What this is doing is:
  • Extracting the first line of the post text itself.
  • Stripping all formatting from it.
  • Bolding the result by surrounding it in ** Markdown.
  • Including the second paragraph, terminating it in an elipsis ....
  • Including a generated URL, based on the GUID, and here parked on Glasswings. (I might also create links to Archive.Today and Archive.Org of the original content.)
  • Including the post date, with time in YYYY-MM-DD hh:mm resolution.
Including the month and year where those change might also be useful for creating archives.

Specific questions / challenges:

  • How to conditionally export only public posts.
  • How to conditionally export only status_message (that is, original) posts, rather than reshares.
  • How to create lagged "oldYear" and "oldMonth" variables.
  • How to conditionally output content when computed Month and Year values > oldMonth and oldYear respectively. Goal is to create ## .year and ### .month segments in output.
  • How to output up to two paragraphs, where posts may consist of fewer than two separate text lines, and lines may be separated by multiple or only single linefeeds \r\n.
  • Collect and output hashtags used in the post.
  • Include counts of comments, reshares, likes, etc. I'm not even sure this is included in the JSON output.
There might be more, but that's a good start.

And of course, if I have to invoke other tools for part of the formatting, that's an option, though an all-in-jq solution would be handy.

# # # # #
in reply to Doc Edward Morbius

I'm sad.
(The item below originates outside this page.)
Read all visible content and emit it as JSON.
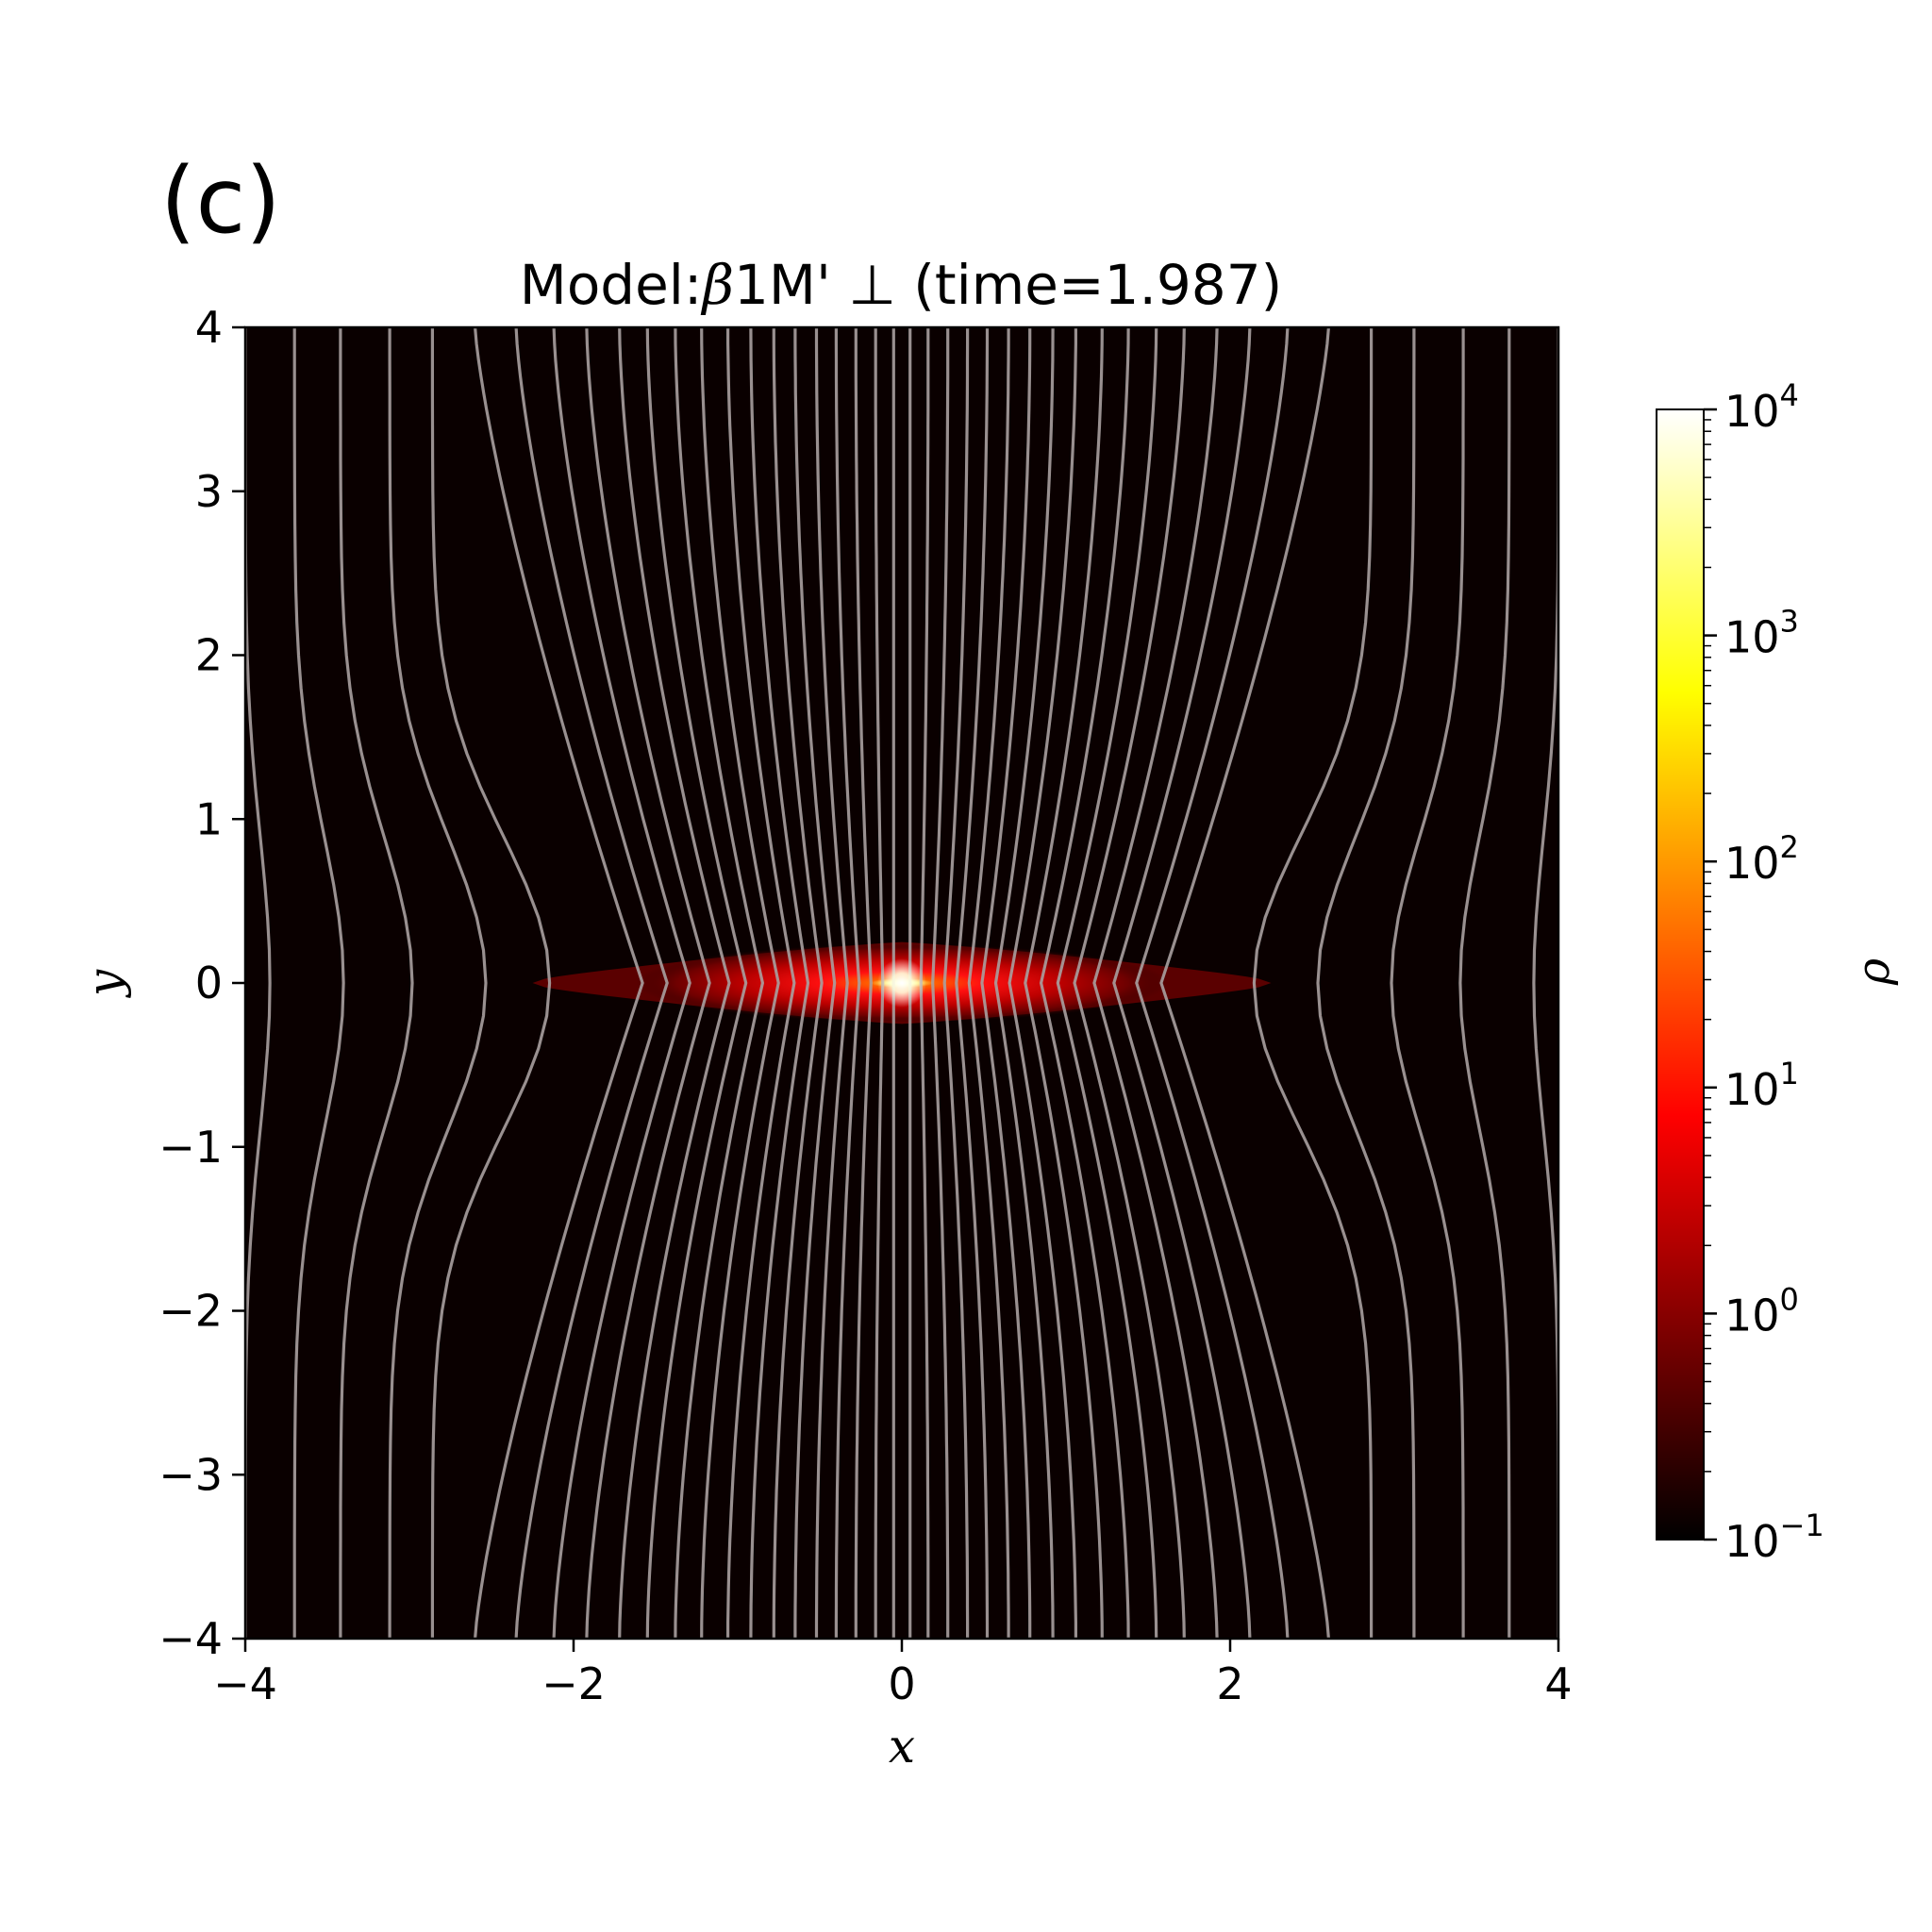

I never made up my mind to go through this as well, instead this is the last post on pluspora probably. :|
in reply to Doc Edward Morbius

@DEFUNCT Carsten Raddatz (劉愷恩) -> now at nerdica @Carsten Raddatz Most of your posts should be accessible through other federated instances. Diasp.org most especially. Though it seems to be that you need to have the original URL or GUID to do this. If you exported your data you should still be able to do this.

I'd have said "joindiaspora.com", as I'd been on that and followed you from there, but ... well, it's also dead.

@Isaac Kuo also turned up another instance, I believe Socialhome (I need to go looking for that) which is both well-federated and searchable from other instances.

For shins'n'grits:Sadly, attempting to view a user's profile from a third-party pod does not seem to work. That would be one way to grab a fully-federated instance.

Now to track down Isaac's find again...
in reply to Doc Edward Morbius

@DEFUNCT Carsten Raddatz (劉愷恩) -> now at nerdica @Carsten Raddatz Socialhome.network:

https://socialhome.network

The user reference hash is different, but you can find it by searching for a specific handle.

Looking for carstenraddatz@pluspora.com gives:

https://socialhome.network/p/c05bd2c3-426f-4b94-bb0e-28456b36760e/

I'm not aware of a way of automatically scraping / requesting that content, but you should be able to manually page through posts.

The posts are not referenced by the Diaspora* GUID. E.g.:

https://socialhome.network/content/10897028/weil-escher-escher-visualization-art-infi/

Let me take a deeper look at that...

.... I'm not seeing an obvious way to grab a JSON abstract of either profiles or posts.

There's source at GitLab: https://git.feneas.org/socialhome/socialhome

Or @Jason Robinson 🐍🍻 might be able to offer some pointers.